Imperative and structured
JavaScript supports much of the structured programming syntax from C (e.g., if statements, while loops, switch statements, etc.). One partial exception is scoping: C-style block-level scoping is not supported (instead, JavaScript has function-level scoping). JavaScript 1.7, however, supports block-level scoping with the let keyword. Like C, JavaScript makes a distinction between expressions and statements. One syntactic difference from C is automatic semicolon insertion, in which the semicolons that terminate statements can be omitted.

dynamic typing
As in most scripting languages, types are associated with values, not with variables. For example, a variable x could be bound to a number, then later rebound to a string. JavaScript supports various ways to test the type of an object, including duck typing.[25]
object based
JavaScript is almost entirely object-based. JavaScript objects are associative arrays, augmented with prototypes (see below). Object property names are string keys: obj.x = 10 and obj[‘x’] = 10 are equivalent, the dot notation being syntactic sugar. Properties and their values can be added, changed, or deleted at run-time. Most properties of an object (and those on its prototype inheritance chain) can be enumerated using a for…in loop. JavaScript has a small number of built-in objects such as Function and Date.
run-time evaluation
JavaScript includes an eval function that can execute statements provided as strings at run-time.

first-class functions
Functions are first-class; they are objects themselves. As such, they have properties and methods, such as .call() and .bind(); and they can be assigned to variables, passed as arguments, returned by other functions, and manipulated like any other object. Any reference to a function allows it to be invoked using the () operator.
nested functions and closures
“Inner” or “nested” functions are functions defined within another function. They are created each time the outer function is invoked. In addition to that, each created function forms a lexical closure: the lexical scope of the outer function, including any constants, local variables and argument values, become part of the internal state of each inner function object, even after execution of the outer function concludes.

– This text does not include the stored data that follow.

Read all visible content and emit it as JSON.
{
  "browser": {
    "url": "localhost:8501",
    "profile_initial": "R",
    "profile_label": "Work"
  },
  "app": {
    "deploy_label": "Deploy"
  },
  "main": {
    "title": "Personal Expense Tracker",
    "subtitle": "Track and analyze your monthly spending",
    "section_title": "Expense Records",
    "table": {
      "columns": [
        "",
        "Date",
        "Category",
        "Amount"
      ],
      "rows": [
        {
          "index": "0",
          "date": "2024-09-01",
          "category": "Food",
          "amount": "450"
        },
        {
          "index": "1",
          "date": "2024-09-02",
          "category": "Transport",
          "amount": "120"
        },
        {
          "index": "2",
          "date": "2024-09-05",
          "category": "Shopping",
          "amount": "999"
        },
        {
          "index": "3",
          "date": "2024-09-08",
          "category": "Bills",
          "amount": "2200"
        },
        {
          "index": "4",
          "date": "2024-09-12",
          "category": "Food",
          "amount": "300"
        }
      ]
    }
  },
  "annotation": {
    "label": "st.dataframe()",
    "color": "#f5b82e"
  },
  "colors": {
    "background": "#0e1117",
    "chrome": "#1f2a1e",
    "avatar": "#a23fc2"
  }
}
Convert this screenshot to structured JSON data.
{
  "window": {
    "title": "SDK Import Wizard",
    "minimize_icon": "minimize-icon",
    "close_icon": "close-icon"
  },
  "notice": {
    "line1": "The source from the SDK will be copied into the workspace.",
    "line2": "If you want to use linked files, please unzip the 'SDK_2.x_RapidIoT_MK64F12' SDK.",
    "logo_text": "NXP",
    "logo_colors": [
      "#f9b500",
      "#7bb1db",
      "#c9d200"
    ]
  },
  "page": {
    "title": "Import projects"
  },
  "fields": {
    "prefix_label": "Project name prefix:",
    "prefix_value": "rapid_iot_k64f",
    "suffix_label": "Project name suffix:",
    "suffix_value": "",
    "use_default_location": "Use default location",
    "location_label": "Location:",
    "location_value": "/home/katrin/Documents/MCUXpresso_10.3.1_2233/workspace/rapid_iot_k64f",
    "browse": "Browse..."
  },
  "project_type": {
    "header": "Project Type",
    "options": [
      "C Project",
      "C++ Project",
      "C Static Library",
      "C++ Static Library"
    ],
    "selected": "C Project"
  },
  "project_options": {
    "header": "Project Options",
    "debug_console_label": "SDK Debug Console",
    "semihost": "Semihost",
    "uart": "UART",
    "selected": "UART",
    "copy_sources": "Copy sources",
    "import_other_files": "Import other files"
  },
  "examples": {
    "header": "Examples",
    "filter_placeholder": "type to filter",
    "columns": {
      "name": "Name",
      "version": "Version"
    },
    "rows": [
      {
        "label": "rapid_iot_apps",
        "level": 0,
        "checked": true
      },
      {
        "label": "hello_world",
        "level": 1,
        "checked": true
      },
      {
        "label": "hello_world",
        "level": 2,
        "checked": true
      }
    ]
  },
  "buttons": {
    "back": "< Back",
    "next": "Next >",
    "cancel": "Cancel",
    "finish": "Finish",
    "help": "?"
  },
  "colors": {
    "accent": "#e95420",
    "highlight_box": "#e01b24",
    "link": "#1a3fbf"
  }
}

JavaScript uses prototypes instead of classes for inheritance. It is possible to simulate many class-based features with prototypes in JavaScript.
functions as object constructors
Functions double as object constructors along with their typical role. Prefixing a function call with new creates a new object and calls that function with its local this keyword bound to that object for that invocation. The constructor’s prototype property determines the object used for the new object’s internal prototype. JavaScript’s built-in constructors, such as Array, also have prototypes that can be modified.
functions as methods
Unlike many object-oriented languages, there is no distinction between a function definition and a method definition. Rather, the distinction occurs during function calling; a function can be called as a method. When a function is called as a method of an object, the function’s local this keyword is bound to that object for that invocation.

run-time environment
JavaScript typically relies on a run-time environment (e.g. in a web browser) to provide objects and methods by which scripts can interact with “the outside world”. In fact, it relies on the environment to provide the ability to includeimport scripts (e.g. HTML <script> elements). (This is not a language feature per se, but it is common in most JavaScript implementations.)
variadic functions
An indefinite number of parameters can be passed to a function. The function can access them through formal parameters and also through the local arguments object.
array and object literals
Like many scripting languages, arrays and objects (associative arrays in other languages) can each be created with a succinct shortcut syntax. In fact, these literals form the basis of the JSON data format.
regular expressions
JavaScript also supports regular expressions in a manner similar to Perl, which provide a concise and powerful syntax for text manipulation that is more sophisticated than the built-in string functions.